Charles M. Geiger, 45, a Moose Lake client, said he was about to give up on the hunger strike Monday when he learned that his primary therapist had left the program, which made him despondent. Geiger said he has been giving his meal trays to other detainees.
"I'm ready to die," Geiger said. "I truthfully don't see a way out of here."
In a written statement, the DHS said clients who "have the mental capacity to make such decisions may refuse to eat or drink, even when doing so may injure their health or endanger their lives."
Nursing staff at the MSOP are monitoring the vital signs of the strikers and making daily reports to the treatment team and medical staff. Each client participating in the hunger strike has also received a leaflet from MSOP describing the physical effects of going without nourishment.
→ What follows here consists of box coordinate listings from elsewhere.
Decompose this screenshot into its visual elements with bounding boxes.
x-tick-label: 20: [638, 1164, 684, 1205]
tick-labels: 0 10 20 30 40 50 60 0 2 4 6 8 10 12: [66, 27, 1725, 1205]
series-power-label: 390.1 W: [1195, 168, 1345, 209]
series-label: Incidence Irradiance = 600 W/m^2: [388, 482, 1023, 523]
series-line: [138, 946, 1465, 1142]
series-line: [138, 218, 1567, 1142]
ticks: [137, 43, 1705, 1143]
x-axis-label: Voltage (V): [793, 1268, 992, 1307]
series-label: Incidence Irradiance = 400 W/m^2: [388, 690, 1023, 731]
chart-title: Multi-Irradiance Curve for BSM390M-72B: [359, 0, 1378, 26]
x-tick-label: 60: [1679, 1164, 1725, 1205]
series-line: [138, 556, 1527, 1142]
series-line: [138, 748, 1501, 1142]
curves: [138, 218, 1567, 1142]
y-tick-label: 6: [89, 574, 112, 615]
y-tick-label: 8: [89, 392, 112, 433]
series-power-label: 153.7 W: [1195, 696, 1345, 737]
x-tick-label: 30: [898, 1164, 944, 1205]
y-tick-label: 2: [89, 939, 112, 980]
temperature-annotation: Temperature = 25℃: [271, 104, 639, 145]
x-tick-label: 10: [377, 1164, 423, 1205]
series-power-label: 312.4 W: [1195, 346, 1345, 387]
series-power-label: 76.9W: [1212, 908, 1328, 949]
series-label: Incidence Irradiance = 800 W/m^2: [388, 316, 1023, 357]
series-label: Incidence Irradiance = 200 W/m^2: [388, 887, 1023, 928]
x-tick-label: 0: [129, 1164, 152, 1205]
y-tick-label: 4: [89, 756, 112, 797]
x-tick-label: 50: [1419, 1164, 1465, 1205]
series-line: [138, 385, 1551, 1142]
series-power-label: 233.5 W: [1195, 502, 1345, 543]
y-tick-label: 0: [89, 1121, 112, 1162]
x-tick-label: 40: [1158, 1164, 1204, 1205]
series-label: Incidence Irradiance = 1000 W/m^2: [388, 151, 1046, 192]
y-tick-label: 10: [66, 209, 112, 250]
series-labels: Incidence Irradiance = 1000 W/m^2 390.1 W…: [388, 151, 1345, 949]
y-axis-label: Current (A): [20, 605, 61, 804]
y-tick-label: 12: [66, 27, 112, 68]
These include increased susceptibility to infection and the possibility of death after 30 days, or "much sooner" if one goes without fluids, the handout states.
"We want everyone to stay healthy and hope they will re-engage and not put their health at risk, and so we're going to continue to monitor that," Johnson said.
Minnesota has the largest number of civilly committed sex offenders per capita among states with commitment laws, and is third behind California and Florida in the total number of committed offenders, according to a 2019 survey of such programs.
The cost of operating the MSOP, including treating, housing and providing medical care for offenders at the two facilities, totaled $93.2 million in the 2020 fiscal year, according to a legislative report. About 450 of the 737 clients in the program are held at the Moose Lake facility.
"The pandemic has exposed under a bright light a number of problems with this program that were pre-existing and perhaps exacerbated them," said Eric Janus, a professor at Mitchell Hamline School of Law and author of a book on sex offender laws and policy.